28. Januar 2020 13:35

Politik

Ibiza-Affäre: Strache bestreitet Vorwürfe zu Anwaltskosten

Der ehemalige FPÖ-Chef Heinz-Christian Strache bestreitet, seine frühere Partei sei im Zuge der Ibiza-Affäre für Anwaltskosten in der Höhe von 500.000 Euro aufgekommen. Die Wiener Landesgruppe der Freiheitlichen überlegt derzeit, die Summe über eine Klage zurückzuholen. "Es gibt nichts, was die FPÖ zurückfordern könnte", sagte Straches Anwalt in der Tageszeitung "Österreich" (Dienstag-Ausgabe).

Die unterschiedlichen Angaben zu Straches Anwaltskosten führten zu einem weiteren Schlagabtausch zwischen den Freiheitlichen und der neu gegründeten Allianz für Österreich. DAÖ-Klubchef Karl Baron sprach in einer Aussendung am Dienstag von einer "Nebelgranate" der Blauen, der Wiener FPÖ-Landesparteisekretär Michael Stumpf warf diesem daraufhin Gedächtnislücken vor.

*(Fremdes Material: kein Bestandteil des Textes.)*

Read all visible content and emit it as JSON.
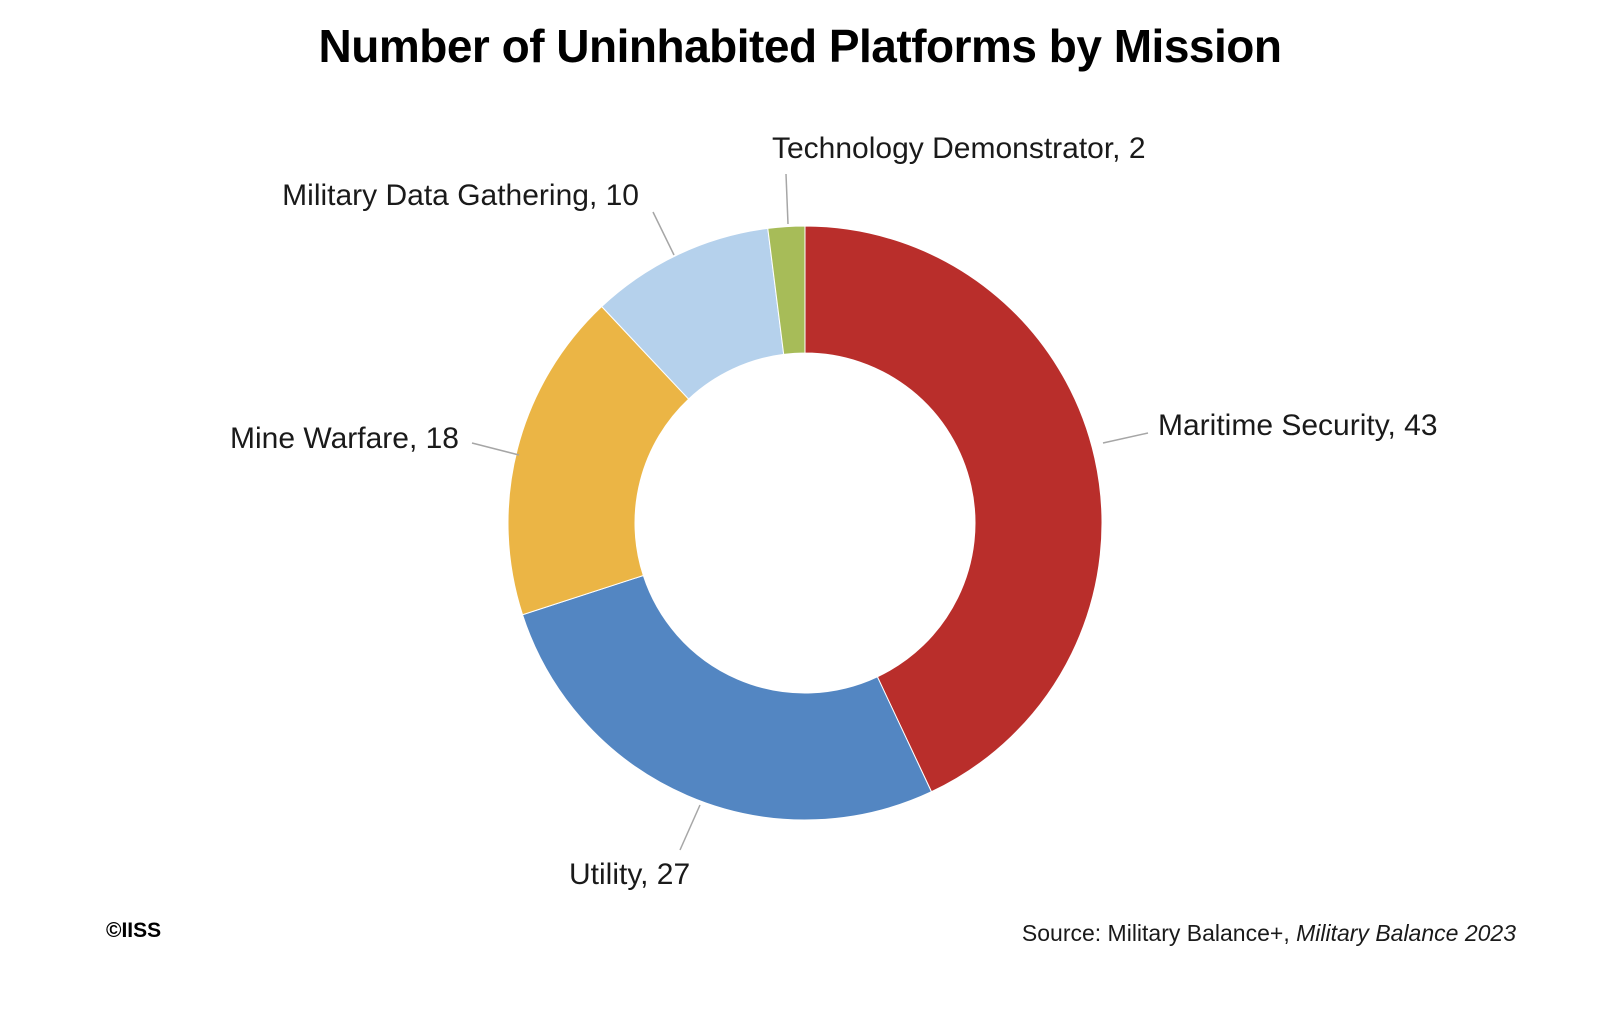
{
  "chart_data": {
    "type": "pie",
    "variant": "donut",
    "title": "Number of Uninhabited Platforms by Mission",
    "categories": [
      "Maritime Security",
      "Utility",
      "Mine Warfare",
      "Military Data Gathering",
      "Technology Demonstrator"
    ],
    "values": [
      43,
      27,
      18,
      10,
      2
    ],
    "labels": [
      "Maritime Security, 43",
      "Utility, 27",
      "Mine Warfare, 18",
      "Military Data Gathering, 10",
      "Technology Demonstrator, 2"
    ],
    "colors": [
      "#b92e2b",
      "#5386c2",
      "#ebb545",
      "#b5d1ec",
      "#a7bc58"
    ],
    "start": "12 o'clock, clockwise",
    "legend": "none (data labels with leader lines)"
  },
  "footer": {
    "copyright": "©IISS",
    "source_prefix": "Source: Military Balance+, ",
    "source_italic": "Military Balance 2023"
  }
}
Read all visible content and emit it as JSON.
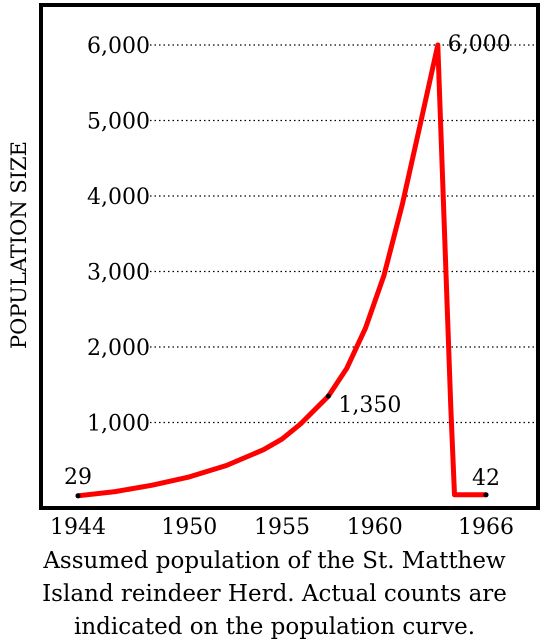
{
  "chart_data": {
    "type": "line",
    "title": "",
    "xlabel": "",
    "ylabel": "POPULATION SIZE",
    "xlim": [
      1944,
      1966
    ],
    "ylim": [
      0,
      6000
    ],
    "x_ticks": [
      1944,
      1950,
      1955,
      1960,
      1966
    ],
    "x_tick_labels": [
      "1944",
      "1950",
      "1955",
      "1960",
      "1966"
    ],
    "y_ticks": [
      1000,
      2000,
      3000,
      4000,
      5000,
      6000
    ],
    "y_tick_labels": [
      "1,000",
      "2,000",
      "3,000",
      "4,000",
      "5,000",
      "6,000"
    ],
    "grid": "horizontal dotted",
    "series": [
      {
        "color": "#ff0000",
        "x": [
          1944,
          1946,
          1948,
          1950,
          1952,
          1954,
          1955,
          1956,
          1957.5,
          1958.5,
          1959.5,
          1960.5,
          1961.5,
          1962.5,
          1963.4,
          1964.1,
          1964.3,
          1966
        ],
        "y": [
          29,
          85,
          170,
          280,
          430,
          640,
          780,
          980,
          1350,
          1720,
          2250,
          2950,
          3900,
          5000,
          6000,
          1200,
          42,
          42
        ]
      }
    ],
    "annotations": [
      {
        "label": "29",
        "x": 1944,
        "y": 29,
        "marker": true
      },
      {
        "label": "1,350",
        "x": 1957.5,
        "y": 1350,
        "marker": true
      },
      {
        "label": "6,000",
        "x": 1963.4,
        "y": 6000,
        "marker": false
      },
      {
        "label": "42",
        "x": 1966,
        "y": 42,
        "marker": true
      }
    ]
  },
  "caption": {
    "line1": "Assumed population of the St. Matthew",
    "line2": "Island reindeer Herd.  Actual counts are",
    "line3": "indicated on the population curve."
  }
}
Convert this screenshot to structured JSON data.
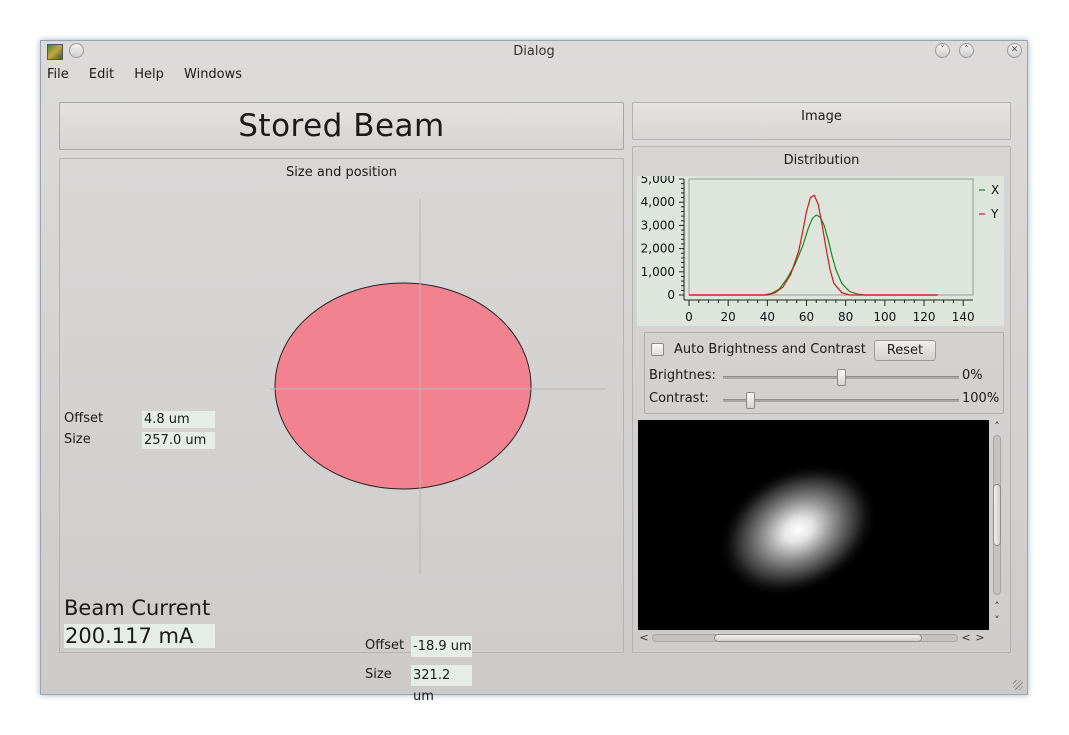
{
  "window": {
    "title": "Dialog"
  },
  "menu": [
    "File",
    "Edit",
    "Help",
    "Windows"
  ],
  "panel_title": "Stored Beam",
  "size_group": {
    "label": "Size and position",
    "left_offset_label": "Offset",
    "left_offset_value": "4.8 um",
    "left_size_label": "Size",
    "left_size_value": "257.0 um",
    "bottom_offset_label": "Offset",
    "bottom_offset_value": "-18.9 um",
    "bottom_size_label": "Size",
    "bottom_size_value": "321.2 um",
    "beam_color": "#f2828f"
  },
  "beam_current": {
    "label": "Beam Current",
    "value": "200.117 mA"
  },
  "image_tab": {
    "label": "Image"
  },
  "distribution": {
    "label": "Distribution",
    "auto_label": "Auto Brightness and Contrast",
    "auto_checked": false,
    "reset_label": "Reset",
    "brightness_label": "Brightnes:",
    "brightness_value": "0%",
    "brightness_level": 0.5,
    "contrast_label": "Contrast:",
    "contrast_value": "100%",
    "contrast_level": 0.1
  },
  "chart_data": {
    "type": "line",
    "xlim": [
      0,
      145
    ],
    "ylim": [
      0,
      5000
    ],
    "xticks": [
      "0",
      "20",
      "40",
      "60",
      "80",
      "100",
      "120",
      "140"
    ],
    "yticks": [
      "0",
      "1,000",
      "2,000",
      "3,000",
      "4,000",
      "5,000"
    ],
    "legend": "right",
    "grid": false,
    "series": [
      {
        "name": "X",
        "color": "#1a8a1a",
        "x": [
          0,
          38,
          42,
          46,
          50,
          54,
          58,
          61,
          63,
          65,
          67,
          69,
          71,
          73,
          75,
          78,
          82,
          86,
          90,
          100,
          127
        ],
        "y": [
          0,
          0,
          60,
          250,
          700,
          1300,
          2100,
          2900,
          3300,
          3450,
          3350,
          3000,
          2400,
          1700,
          1100,
          500,
          150,
          40,
          0,
          0,
          0
        ]
      },
      {
        "name": "Y",
        "color": "#cc1a1a",
        "x": [
          0,
          40,
          44,
          48,
          52,
          56,
          58,
          60,
          62,
          64,
          66,
          68,
          70,
          72,
          74,
          78,
          82,
          86,
          127
        ],
        "y": [
          0,
          0,
          100,
          350,
          900,
          1900,
          2700,
          3600,
          4200,
          4300,
          3900,
          3000,
          2000,
          1100,
          500,
          100,
          0,
          0,
          0
        ]
      }
    ]
  }
}
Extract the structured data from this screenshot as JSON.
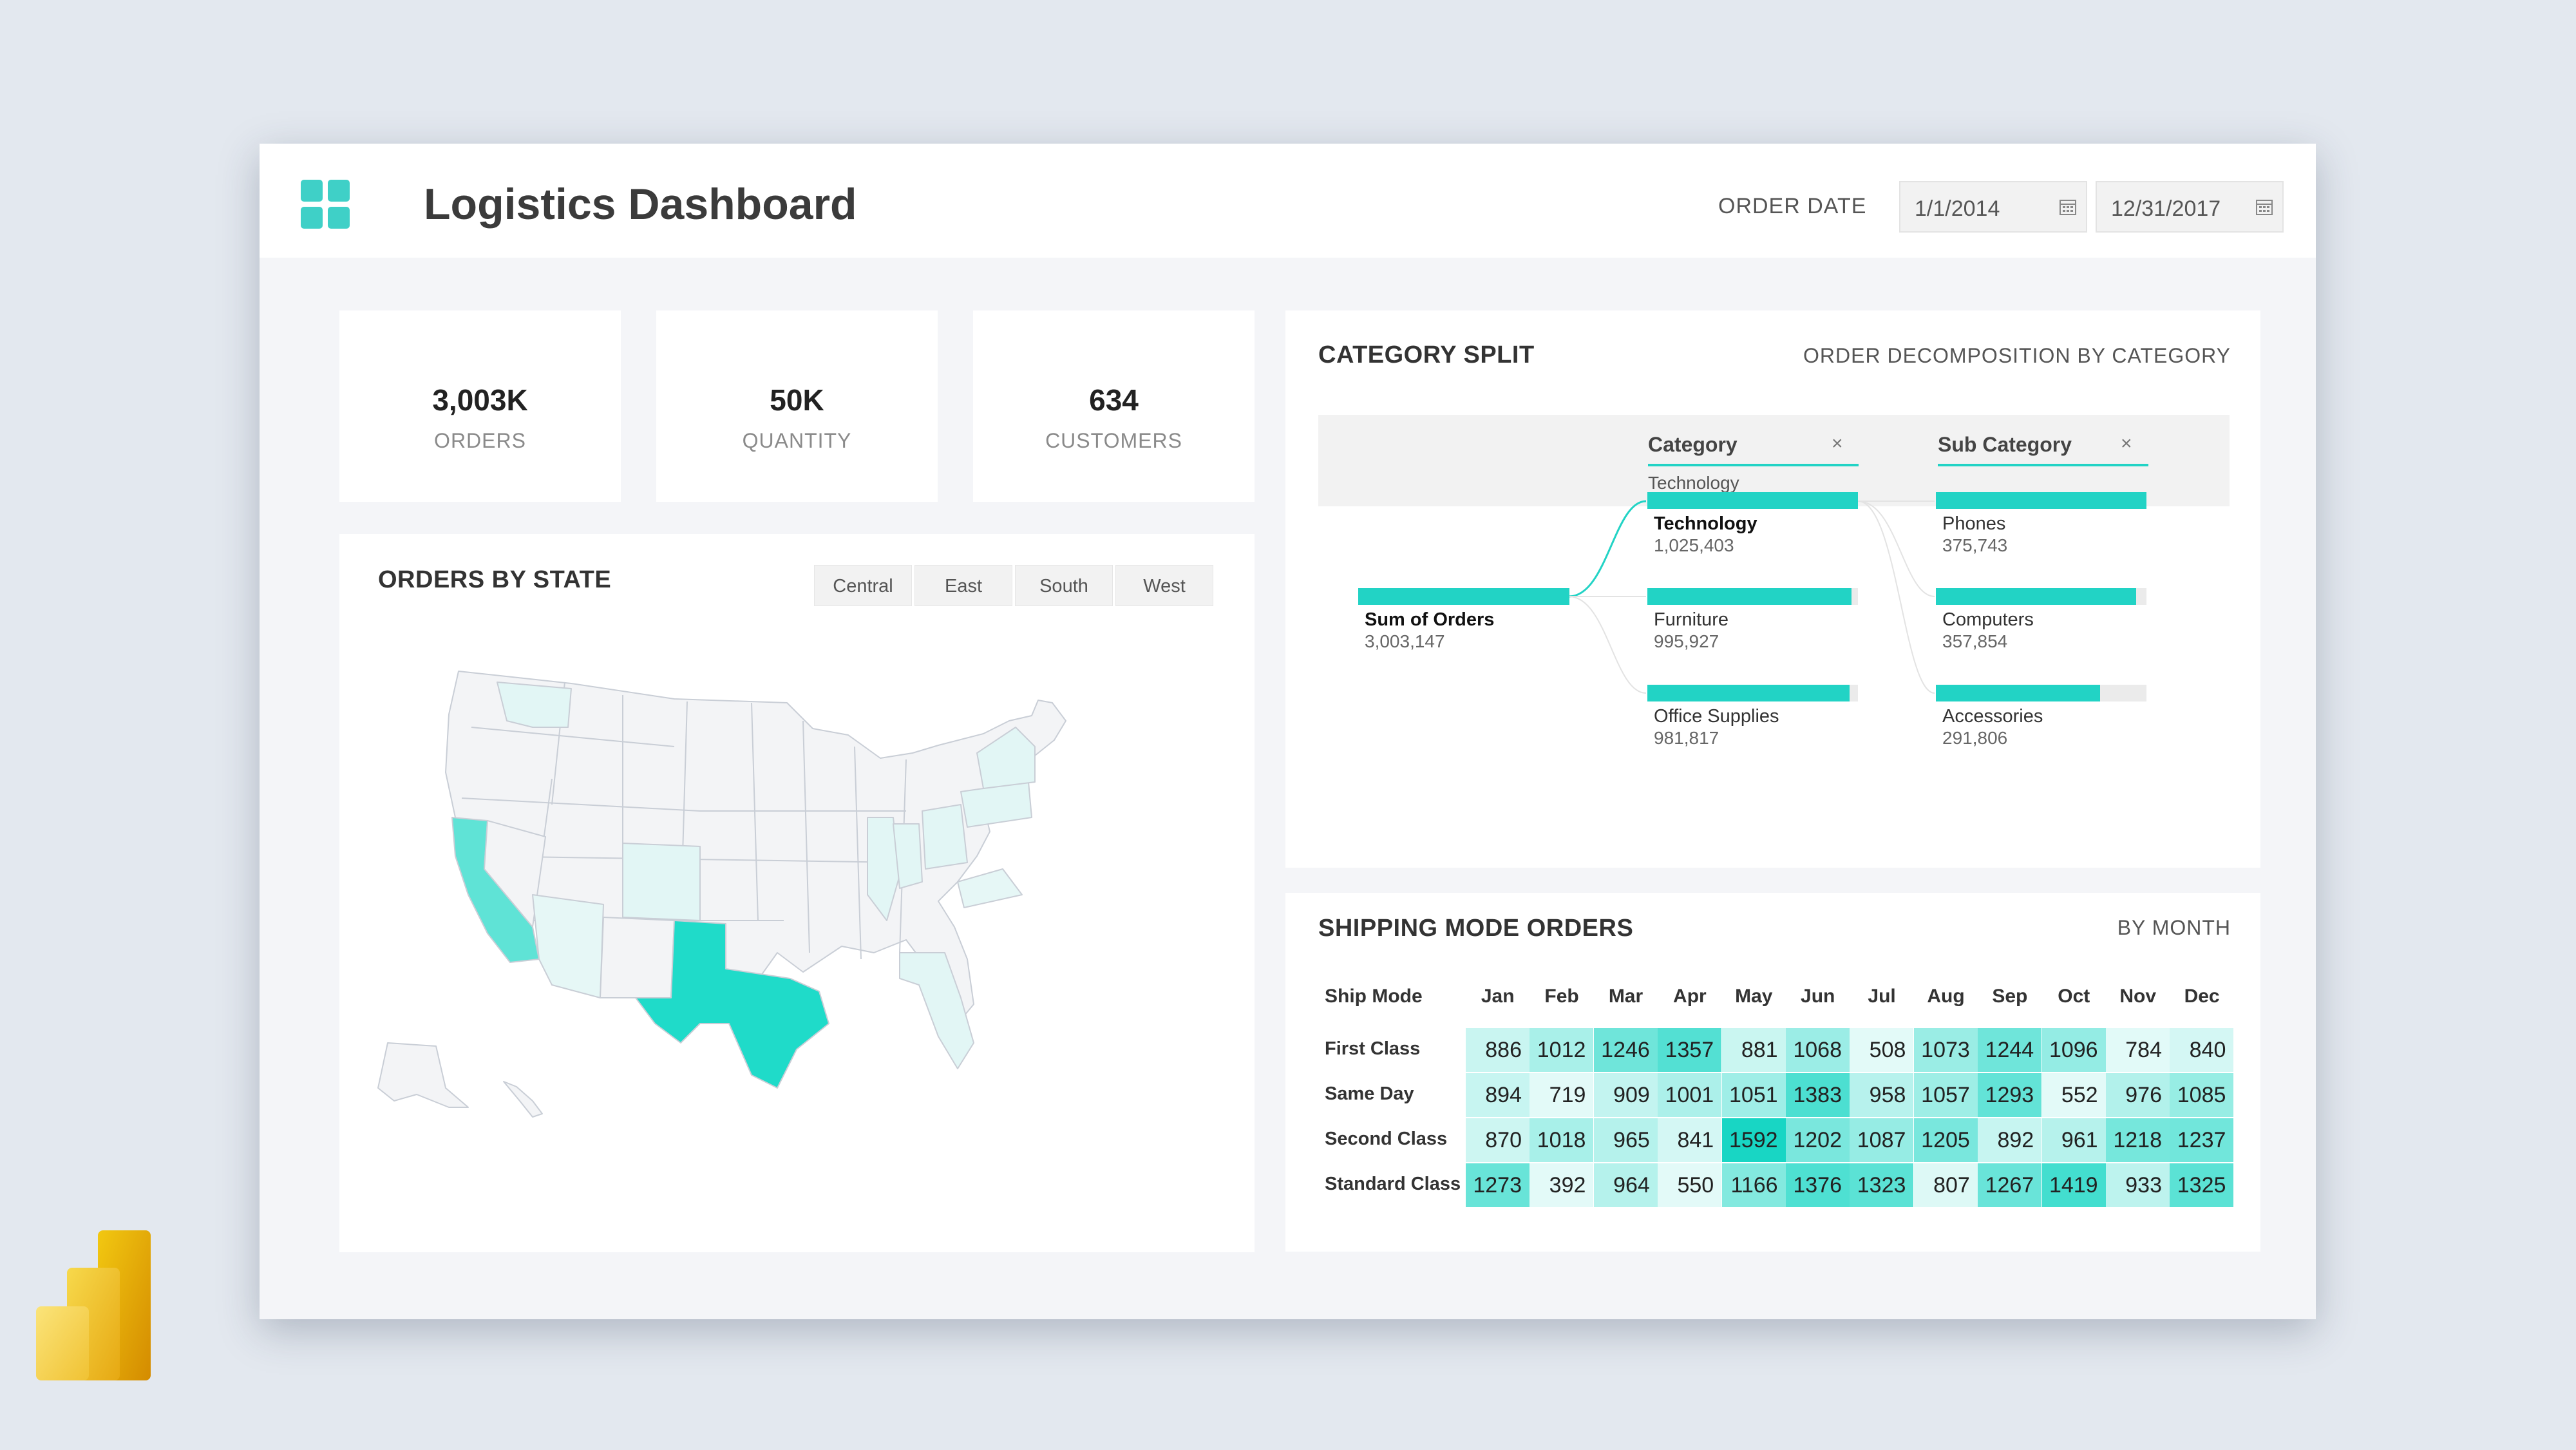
{
  "header": {
    "title": "Logistics Dashboard",
    "order_date_label": "ORDER DATE",
    "date_from": "1/1/2014",
    "date_to": "12/31/2017"
  },
  "kpis": [
    {
      "value": "3,003K",
      "label": "ORDERS"
    },
    {
      "value": "50K",
      "label": "QUANTITY"
    },
    {
      "value": "634",
      "label": "CUSTOMERS"
    }
  ],
  "map": {
    "title": "ORDERS BY STATE",
    "regions": [
      "Central",
      "East",
      "South",
      "West"
    ],
    "highlight_color": "#1fdbc9"
  },
  "category_split": {
    "title": "CATEGORY SPLIT",
    "subtitle": "ORDER DECOMPOSITION BY CATEGORY",
    "levels": [
      {
        "title": "Category",
        "selected": "Technology"
      },
      {
        "title": "Sub Category"
      }
    ],
    "root": {
      "name": "Sum of Orders",
      "value": "3,003,147",
      "fill": 1.0
    },
    "categories": [
      {
        "name": "Technology",
        "value": "1,025,403",
        "fill": 1.0
      },
      {
        "name": "Furniture",
        "value": "995,927",
        "fill": 0.97
      },
      {
        "name": "Office Supplies",
        "value": "981,817",
        "fill": 0.96
      }
    ],
    "subcategories": [
      {
        "name": "Phones",
        "value": "375,743",
        "fill": 1.0
      },
      {
        "name": "Computers",
        "value": "357,854",
        "fill": 0.95
      },
      {
        "name": "Accessories",
        "value": "291,806",
        "fill": 0.78
      }
    ]
  },
  "shipping": {
    "title": "SHIPPING MODE ORDERS",
    "subtitle": "BY MONTH",
    "row_header": "Ship Mode",
    "months": [
      "Jan",
      "Feb",
      "Mar",
      "Apr",
      "May",
      "Jun",
      "Jul",
      "Aug",
      "Sep",
      "Oct",
      "Nov",
      "Dec"
    ],
    "rows": [
      {
        "mode": "First Class",
        "values": [
          886,
          1012,
          1246,
          1357,
          881,
          1068,
          508,
          1073,
          1244,
          1096,
          784,
          840
        ]
      },
      {
        "mode": "Same Day",
        "values": [
          894,
          719,
          909,
          1001,
          1051,
          1383,
          958,
          1057,
          1293,
          552,
          976,
          1085
        ]
      },
      {
        "mode": "Second Class",
        "values": [
          870,
          1018,
          965,
          841,
          1592,
          1202,
          1087,
          1205,
          892,
          961,
          1218,
          1237
        ]
      },
      {
        "mode": "Standard Class",
        "values": [
          1273,
          392,
          964,
          550,
          1166,
          1376,
          1323,
          807,
          1267,
          1419,
          933,
          1325
        ]
      }
    ]
  }
}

Die Freiheitlichen versuchten, ihren ehemaligen Obmann Strache mit der Rückforderung von angeblichen Anwaltskosten in der Höhe von 500.000 Euro "weiter zu beschädigen", fand Baron. Sollte die Wiener FPÖ diese "wiederkehrenden Unwahrheiten" nicht klarstellen, werde man sich gegen diese "Schmutzkübelkampagne" mit allen rechtlichen Mitteln wehren, kündigte er an.

Stumpf wiederum hielt seinen ehemaligen Parteikollegen vor, selbst bei der FPÖ-Vorstandssitzung, "bei der die Bedingungen für die Übernahme- bzw. Rückzahlungsbedingungen der Anwaltskosten beschlossen wurden", anwesend gewesen zu sein und auch zugestimmt zu haben. Und weiter: "Wenn es diesbezüglich beim DAÖ Gedächtnislücken zu füllen gibt, helfen wir gerne dabei auf die Sprünge. Die FPÖ wünscht noch einen schönen Tag in der DAÖ-Parallelwelt."